Sales of caustic soda amounted to 37% of the total, up from 26% in 2021, and sales of chlorine and tis derivatives stood at 13% of the revenue, practically unchanged from 2021.
By country, Unipar sales in Brazil in 2022 stood at R5.18bn (71.2% of the total) and at R2.09bn in Argentina, or 28.7% of the total.
Speaking to reporters from the company’s headquarters in Sao Paulo on Tuesday, Unipar’s CFO said 2023 may also be a challenging year for earnings due to the woeful global economic environment.
“Costs for natural gas and ethylene went up sharply in 2022. For 2023, we expect a more challenging year, with more restricted prices and margins, expectations of high inflation globally, and continued economic and political instability in Argentina,” said Antonio Marcos Campos Rabello.
IN FAVOUR OF HIGHER IMPORT
As a big producer with its main operations in Brazil, Unipar welcomed the newly announced hike in import tariffs for some polymers, including PVC, as it will prop up its market share in its domestic market.

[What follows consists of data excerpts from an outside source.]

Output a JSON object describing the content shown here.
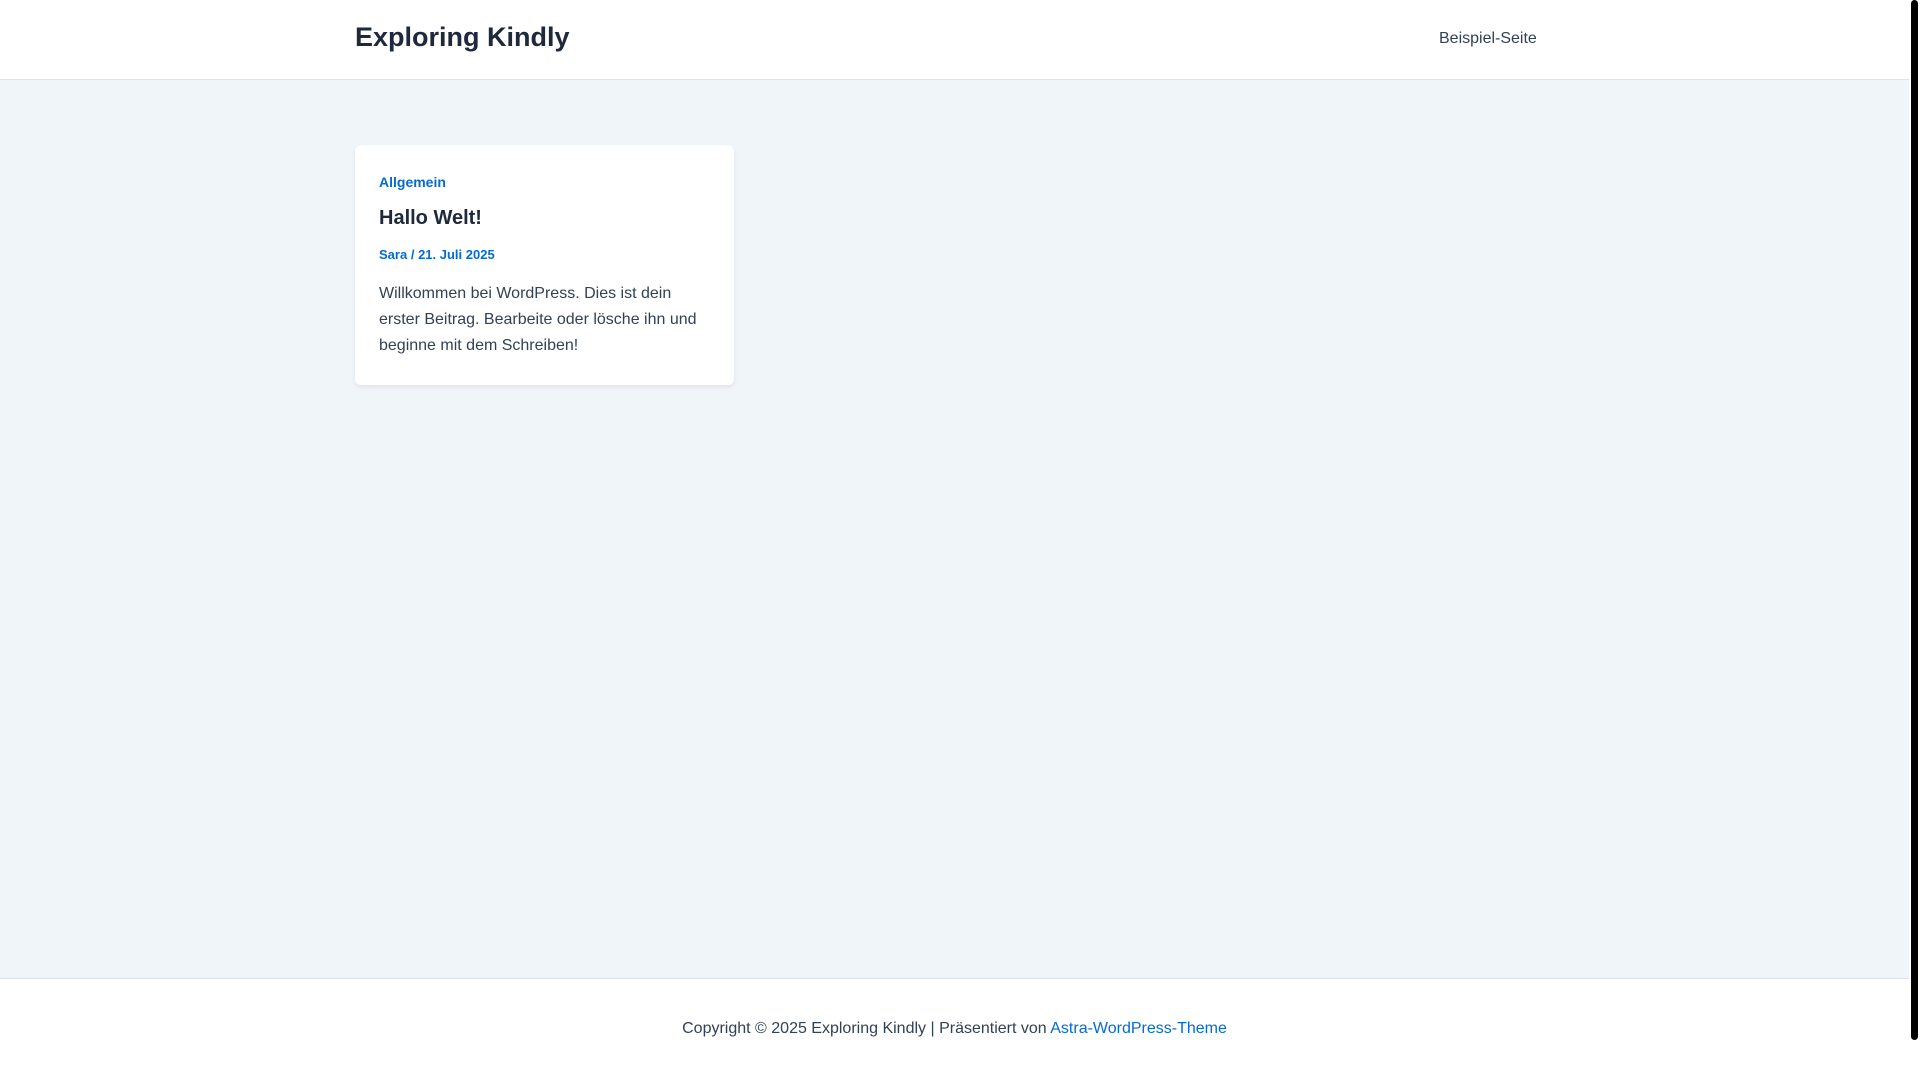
{
  "header": {
    "site_title": "Exploring Kindly",
    "nav": [
      {
        "label": "Beispiel-Seite"
      }
    ]
  },
  "post": {
    "category": "Allgemein",
    "title": "Hallo Welt!",
    "author": "Sara",
    "separator": "/",
    "date": "21. Juli 2025",
    "excerpt": "Willkommen bei WordPress. Dies ist dein erster Beitrag. Bearbeite oder lösche ihn und beginne mit dem Schreiben!"
  },
  "footer": {
    "copyright_text": "Copyright © 2025 Exploring Kindly | Präsentiert von",
    "theme_link": "Astra-WordPress-Theme"
  },
  "colors": {
    "accent": "#046bd2",
    "heading": "#1e293b",
    "body_text": "#334155",
    "background": "#f0f5fa"
  }
}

The company’s CEO, Mauricio Russomanno, welcomed the protectionist policy arguing the hikes would help the Brazilian chemicals industry compete in a more equal footing with overseas players, given other disadvantages when it comes to the cost of feedstocks or energy.
“This issue is important for us. We have an issue with the competitiveness of our input costs, speaking of natural gas or energy, for example: we are not able to compete on an equal footing [with overseas players],” said Russomanno.
“Prices for natural gas in Brazil are much higher than in the US, for instance, and this has impacted some of our plants, which have not been as efficient … That is why we need to prepare ourselves to become more competitive [globally].”
He added that Unipar is always “fighting to reduce” its variable costs by eliminating losses and buying raw materials more efficiently.
To fend off the woes coming from Brazil’s slowing economy, Unipar’s CEO said the company is committed to “seek new avenues for growth”, mentioning the possibility to venture into new markets further afield than Brazil and Argentina as well as developing new product lines.